How to Change an Illustration’s Color Scheme
Did you know that you can change the colors in an image without manually selecting each object? Using a color palette can elevate any illustration and make it much easier to portray a specific mood. With the ease of recoloring artwork in Adobe Illustrator, you have the freedom to use whatever colors they would like during the early stages of the design process. Then, once the illustration is complete, you can go back and implement a cohesive palette in only a few clicks. Plus, this technique is especially helpful if you’re hoping to make pop art-style imagery. You can duplicate the same image multiple times and apply different color themes in each one, like so:
Let’s begin! Throughout this process, you’re going to want the swatches panel open. If it isn’t in your window by default, go to Window > Swatches and drag it somewhere convenient.
- Find a color palette that you like.
When it comes to colors, you can find inspiration anywhere. Maybe you have an image with colors that you particularly like. Maybe you found a cool color palette online. If you already have an idea for how to recolor your illustration, use the eyedropper tool in Illustrator to pull colors from your inspiration image. Add every new color to your swatches by clicking on the (+) button in the Swatches panel—or create your own color theme.
If you don’t have a color palette ready made, no worries. On Adobe Color, you can either create your own swatches or find inspiration from the thousands of palettes posted to the “explore” page.
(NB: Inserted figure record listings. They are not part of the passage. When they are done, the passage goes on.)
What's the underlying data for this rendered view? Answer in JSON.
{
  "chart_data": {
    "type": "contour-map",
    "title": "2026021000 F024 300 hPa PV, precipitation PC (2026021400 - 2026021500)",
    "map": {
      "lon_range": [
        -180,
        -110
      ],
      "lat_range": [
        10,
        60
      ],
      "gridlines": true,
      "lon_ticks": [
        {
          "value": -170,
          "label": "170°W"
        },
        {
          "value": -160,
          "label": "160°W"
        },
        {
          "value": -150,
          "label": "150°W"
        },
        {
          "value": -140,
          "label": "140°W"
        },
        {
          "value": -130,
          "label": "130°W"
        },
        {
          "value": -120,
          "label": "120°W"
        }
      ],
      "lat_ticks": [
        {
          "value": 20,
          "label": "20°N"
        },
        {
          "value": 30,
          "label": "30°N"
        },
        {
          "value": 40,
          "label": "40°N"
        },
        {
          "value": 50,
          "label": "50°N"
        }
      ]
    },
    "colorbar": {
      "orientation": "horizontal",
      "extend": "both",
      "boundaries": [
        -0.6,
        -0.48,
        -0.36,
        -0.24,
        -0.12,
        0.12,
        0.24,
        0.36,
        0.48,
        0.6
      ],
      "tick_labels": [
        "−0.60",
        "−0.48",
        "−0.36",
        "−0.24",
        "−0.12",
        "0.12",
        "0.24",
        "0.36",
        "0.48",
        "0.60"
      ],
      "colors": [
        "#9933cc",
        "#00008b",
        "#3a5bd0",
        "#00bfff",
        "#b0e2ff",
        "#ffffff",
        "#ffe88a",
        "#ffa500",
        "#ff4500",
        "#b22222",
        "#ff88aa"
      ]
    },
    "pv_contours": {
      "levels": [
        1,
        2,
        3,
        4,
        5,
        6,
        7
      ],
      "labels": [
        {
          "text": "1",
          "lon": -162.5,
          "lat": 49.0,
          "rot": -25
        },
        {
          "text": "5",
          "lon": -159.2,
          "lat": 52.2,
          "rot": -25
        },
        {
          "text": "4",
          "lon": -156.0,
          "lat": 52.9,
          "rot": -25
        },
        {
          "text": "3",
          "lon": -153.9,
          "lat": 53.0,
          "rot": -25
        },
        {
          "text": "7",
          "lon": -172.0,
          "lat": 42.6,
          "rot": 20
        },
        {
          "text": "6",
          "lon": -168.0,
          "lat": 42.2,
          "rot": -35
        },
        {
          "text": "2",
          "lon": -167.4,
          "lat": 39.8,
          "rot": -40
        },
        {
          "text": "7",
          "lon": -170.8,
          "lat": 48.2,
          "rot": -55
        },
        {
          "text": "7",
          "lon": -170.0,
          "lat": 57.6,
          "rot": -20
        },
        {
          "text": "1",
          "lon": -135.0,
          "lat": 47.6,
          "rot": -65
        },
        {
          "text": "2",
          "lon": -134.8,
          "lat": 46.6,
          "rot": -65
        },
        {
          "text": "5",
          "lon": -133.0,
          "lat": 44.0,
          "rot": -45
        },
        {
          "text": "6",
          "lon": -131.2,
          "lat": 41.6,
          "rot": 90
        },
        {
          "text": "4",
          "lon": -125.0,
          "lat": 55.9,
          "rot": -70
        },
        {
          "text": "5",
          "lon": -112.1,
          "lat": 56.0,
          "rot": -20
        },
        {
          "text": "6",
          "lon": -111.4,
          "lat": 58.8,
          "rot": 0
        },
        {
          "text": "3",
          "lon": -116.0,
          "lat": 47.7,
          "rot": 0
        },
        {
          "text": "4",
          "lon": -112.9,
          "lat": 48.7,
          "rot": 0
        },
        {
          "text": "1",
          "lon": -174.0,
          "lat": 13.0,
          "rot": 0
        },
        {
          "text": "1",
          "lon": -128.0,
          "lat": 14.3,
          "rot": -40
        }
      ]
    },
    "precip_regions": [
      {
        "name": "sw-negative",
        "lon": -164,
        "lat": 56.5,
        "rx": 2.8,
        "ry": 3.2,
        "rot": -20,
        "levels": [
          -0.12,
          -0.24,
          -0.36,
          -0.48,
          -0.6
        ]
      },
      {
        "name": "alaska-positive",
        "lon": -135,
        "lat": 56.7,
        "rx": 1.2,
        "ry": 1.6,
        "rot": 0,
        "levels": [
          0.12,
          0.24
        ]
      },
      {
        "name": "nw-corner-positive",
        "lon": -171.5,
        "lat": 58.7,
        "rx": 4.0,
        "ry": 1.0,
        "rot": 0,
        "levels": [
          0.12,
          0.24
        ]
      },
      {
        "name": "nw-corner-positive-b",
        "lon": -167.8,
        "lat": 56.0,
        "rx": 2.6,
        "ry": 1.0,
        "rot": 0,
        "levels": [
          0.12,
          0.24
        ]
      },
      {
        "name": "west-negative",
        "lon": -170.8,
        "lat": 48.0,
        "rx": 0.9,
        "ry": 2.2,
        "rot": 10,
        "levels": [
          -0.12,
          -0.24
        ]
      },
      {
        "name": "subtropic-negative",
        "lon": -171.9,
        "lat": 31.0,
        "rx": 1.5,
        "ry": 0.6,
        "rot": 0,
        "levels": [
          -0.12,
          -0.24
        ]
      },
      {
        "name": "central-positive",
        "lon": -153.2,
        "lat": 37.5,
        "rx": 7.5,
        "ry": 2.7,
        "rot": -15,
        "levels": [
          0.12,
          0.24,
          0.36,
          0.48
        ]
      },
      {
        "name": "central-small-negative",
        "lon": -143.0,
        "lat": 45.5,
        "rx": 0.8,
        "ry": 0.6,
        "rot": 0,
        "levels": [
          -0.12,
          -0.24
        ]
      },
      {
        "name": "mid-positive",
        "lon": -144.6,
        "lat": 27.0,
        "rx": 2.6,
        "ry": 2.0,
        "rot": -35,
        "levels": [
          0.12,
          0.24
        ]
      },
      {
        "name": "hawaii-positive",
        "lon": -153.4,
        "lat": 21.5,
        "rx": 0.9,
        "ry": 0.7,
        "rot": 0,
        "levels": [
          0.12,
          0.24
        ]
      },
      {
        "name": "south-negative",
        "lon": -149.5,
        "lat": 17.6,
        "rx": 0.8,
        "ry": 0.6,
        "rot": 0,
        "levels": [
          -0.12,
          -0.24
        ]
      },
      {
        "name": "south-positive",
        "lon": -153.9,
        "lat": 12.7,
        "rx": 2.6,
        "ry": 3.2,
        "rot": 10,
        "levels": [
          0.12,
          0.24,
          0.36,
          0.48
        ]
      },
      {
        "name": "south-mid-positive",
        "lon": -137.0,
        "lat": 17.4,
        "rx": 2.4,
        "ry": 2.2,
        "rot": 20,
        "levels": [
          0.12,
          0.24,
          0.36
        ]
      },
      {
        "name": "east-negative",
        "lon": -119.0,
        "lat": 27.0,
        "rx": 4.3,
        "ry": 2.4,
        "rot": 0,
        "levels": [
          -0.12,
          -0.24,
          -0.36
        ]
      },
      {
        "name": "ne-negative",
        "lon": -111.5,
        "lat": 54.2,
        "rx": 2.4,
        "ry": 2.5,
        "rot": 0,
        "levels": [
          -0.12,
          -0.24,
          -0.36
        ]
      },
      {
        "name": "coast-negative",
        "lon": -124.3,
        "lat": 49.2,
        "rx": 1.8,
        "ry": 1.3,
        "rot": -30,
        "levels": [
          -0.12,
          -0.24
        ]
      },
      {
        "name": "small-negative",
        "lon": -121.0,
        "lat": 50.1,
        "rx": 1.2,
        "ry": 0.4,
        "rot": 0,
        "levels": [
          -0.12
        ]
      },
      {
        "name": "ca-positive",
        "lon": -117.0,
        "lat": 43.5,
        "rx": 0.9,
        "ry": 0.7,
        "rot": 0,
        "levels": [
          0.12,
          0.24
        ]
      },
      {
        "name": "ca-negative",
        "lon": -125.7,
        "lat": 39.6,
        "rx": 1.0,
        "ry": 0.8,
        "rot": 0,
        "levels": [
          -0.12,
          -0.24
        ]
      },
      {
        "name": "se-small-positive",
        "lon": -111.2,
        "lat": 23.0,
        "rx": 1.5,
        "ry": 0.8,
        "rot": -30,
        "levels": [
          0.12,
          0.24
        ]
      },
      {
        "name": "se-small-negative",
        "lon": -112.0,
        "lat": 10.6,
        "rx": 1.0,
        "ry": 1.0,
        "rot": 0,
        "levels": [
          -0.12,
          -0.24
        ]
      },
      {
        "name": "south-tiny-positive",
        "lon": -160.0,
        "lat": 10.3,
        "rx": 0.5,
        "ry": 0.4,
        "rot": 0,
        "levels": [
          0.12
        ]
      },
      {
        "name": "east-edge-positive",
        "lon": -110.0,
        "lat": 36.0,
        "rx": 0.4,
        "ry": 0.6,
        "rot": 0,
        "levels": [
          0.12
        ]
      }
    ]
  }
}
Once you find a color theme that you like, click the option to download an .ase — or Adobe Swatch Exchange file.
To add the .ase file to your swatches library, click the hamburger menu in the swatches panel. Go to Open Swatch Library > Other Library… and select the file you downloaded from Adobe color. For this example, I chose this palette of vibrant contrasting tones.
- Select your illustration and go to Edit > Edit Colors > Recolor Artwork.
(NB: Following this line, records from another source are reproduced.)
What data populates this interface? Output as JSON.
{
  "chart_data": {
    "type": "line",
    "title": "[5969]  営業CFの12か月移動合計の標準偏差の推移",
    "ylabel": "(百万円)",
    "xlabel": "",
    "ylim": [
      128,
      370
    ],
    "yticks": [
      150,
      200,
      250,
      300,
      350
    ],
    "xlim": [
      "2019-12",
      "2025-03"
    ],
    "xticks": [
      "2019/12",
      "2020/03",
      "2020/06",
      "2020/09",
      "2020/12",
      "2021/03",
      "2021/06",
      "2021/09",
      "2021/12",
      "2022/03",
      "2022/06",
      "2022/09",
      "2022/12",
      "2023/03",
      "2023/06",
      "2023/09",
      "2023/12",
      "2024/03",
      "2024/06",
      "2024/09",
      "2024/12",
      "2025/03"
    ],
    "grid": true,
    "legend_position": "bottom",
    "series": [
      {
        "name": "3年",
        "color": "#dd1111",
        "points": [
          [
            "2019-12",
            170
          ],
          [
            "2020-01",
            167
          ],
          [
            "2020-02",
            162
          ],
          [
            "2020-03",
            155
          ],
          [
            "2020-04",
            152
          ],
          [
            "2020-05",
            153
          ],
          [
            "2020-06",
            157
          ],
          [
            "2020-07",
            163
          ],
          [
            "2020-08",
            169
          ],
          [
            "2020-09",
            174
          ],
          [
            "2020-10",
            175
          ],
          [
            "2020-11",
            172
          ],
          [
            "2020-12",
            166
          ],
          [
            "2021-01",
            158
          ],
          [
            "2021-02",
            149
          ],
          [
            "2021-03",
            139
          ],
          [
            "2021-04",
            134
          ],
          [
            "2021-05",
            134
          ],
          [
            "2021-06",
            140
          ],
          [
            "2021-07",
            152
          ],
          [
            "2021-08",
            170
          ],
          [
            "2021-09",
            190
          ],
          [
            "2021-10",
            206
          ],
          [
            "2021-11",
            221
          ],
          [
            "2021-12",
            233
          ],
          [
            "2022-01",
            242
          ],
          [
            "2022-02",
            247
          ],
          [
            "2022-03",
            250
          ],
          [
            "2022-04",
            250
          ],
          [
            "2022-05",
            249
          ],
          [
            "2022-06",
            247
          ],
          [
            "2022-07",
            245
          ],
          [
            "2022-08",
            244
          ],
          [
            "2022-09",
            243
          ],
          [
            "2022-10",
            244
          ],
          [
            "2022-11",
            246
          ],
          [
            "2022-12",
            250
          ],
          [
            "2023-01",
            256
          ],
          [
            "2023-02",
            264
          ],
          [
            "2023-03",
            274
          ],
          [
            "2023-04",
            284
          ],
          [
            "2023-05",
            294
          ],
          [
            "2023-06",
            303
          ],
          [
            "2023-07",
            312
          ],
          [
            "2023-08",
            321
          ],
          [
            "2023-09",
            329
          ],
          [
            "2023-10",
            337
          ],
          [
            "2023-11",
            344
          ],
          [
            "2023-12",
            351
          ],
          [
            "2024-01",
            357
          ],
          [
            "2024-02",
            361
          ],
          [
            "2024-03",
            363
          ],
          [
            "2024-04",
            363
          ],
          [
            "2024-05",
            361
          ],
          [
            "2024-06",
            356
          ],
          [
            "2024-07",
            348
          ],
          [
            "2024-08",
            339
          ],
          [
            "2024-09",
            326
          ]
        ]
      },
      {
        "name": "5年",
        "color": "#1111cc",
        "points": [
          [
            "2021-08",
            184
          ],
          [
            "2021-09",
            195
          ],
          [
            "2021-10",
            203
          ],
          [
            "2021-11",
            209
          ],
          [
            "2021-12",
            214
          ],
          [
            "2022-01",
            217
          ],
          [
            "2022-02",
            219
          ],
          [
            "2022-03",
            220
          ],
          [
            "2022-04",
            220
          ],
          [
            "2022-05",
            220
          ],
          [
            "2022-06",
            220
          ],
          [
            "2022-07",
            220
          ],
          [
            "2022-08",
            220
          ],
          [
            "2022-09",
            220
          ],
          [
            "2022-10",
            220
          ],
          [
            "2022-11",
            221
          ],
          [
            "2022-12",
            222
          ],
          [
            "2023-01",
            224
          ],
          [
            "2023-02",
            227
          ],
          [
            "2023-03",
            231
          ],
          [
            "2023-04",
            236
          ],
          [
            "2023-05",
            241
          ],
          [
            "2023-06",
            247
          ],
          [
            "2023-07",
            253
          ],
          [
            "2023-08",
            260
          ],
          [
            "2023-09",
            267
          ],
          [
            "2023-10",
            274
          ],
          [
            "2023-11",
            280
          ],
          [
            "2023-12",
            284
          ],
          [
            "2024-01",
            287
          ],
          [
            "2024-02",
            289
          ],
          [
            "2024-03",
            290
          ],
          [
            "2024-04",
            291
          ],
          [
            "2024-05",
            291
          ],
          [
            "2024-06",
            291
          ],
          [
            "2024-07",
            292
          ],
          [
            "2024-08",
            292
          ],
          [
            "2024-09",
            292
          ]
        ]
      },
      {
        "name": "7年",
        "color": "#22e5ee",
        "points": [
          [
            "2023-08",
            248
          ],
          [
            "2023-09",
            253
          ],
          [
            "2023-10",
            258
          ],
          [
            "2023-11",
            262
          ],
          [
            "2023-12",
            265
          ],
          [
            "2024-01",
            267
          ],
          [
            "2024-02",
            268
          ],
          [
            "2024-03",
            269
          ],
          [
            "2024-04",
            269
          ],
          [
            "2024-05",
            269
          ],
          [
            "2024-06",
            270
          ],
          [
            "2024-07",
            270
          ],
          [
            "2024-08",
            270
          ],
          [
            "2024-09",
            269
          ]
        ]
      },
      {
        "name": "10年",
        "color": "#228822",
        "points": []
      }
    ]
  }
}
Once your colors are in the swatch palette, you’re ready to convert your illustration! Drag your mouse over the area that contains your illustration to select all of it. (If there’s nothing else in your illustrator file, you can also just press Command+A.) Then, go to Edit > Edit Colors > Recolor Artwork.
I will be using this image I drew of a car’s rear view mirror.
Note: This tutorial only works with vectors. If you are pulling an illustration from a raster-based program, like Photoshop, or just using an image from the Internet, you are going to need to convert it to vectors first. Use the image trace menu to transform the pixels into resizable curves. I recommend using the “silhouette” option for any black-and-white clipart/iconography and the “high-fidelity image” or “low-fidelity image” for something with more color, but you can find more in-depth instructions here.
- Double-click each color in the right column to adjust it.
In the Recolor Artwork menu, Illustrator will make a list of all of the colors you use on the left. On the right, you can change each of them. Double click each color in the right column and adjust as you see fit. You can select swatches from your color palette by clicking “color swatches.”
(If you’ve imported the swatch correctly, it will also appear in the “Color Groups” column in the Recolor Artwork Menu. In that case, click on the full swatch to expedite this process!)
One-by-one, change all of your colors to their new swatches. If you have a few similar colors in your original image, you can drag the colored bars on the left on top of each other to create a family. In my image, there are two shades of peach on the car exterior that I chose to treat as one color, since one is just a darkened version of the other.
You should be able to see your image in the background. Play around with the various colors until you find a combination that you like. You can drag the colors on the right side of the menu to quickly swap between them! On the right is the image my computer automatically created when I imported the Color Group. On the left is one I created by choosing each swatch’s replacement one-by-one. Notice how the computer combined the colors of the car into one color family, something I would have not thought to do!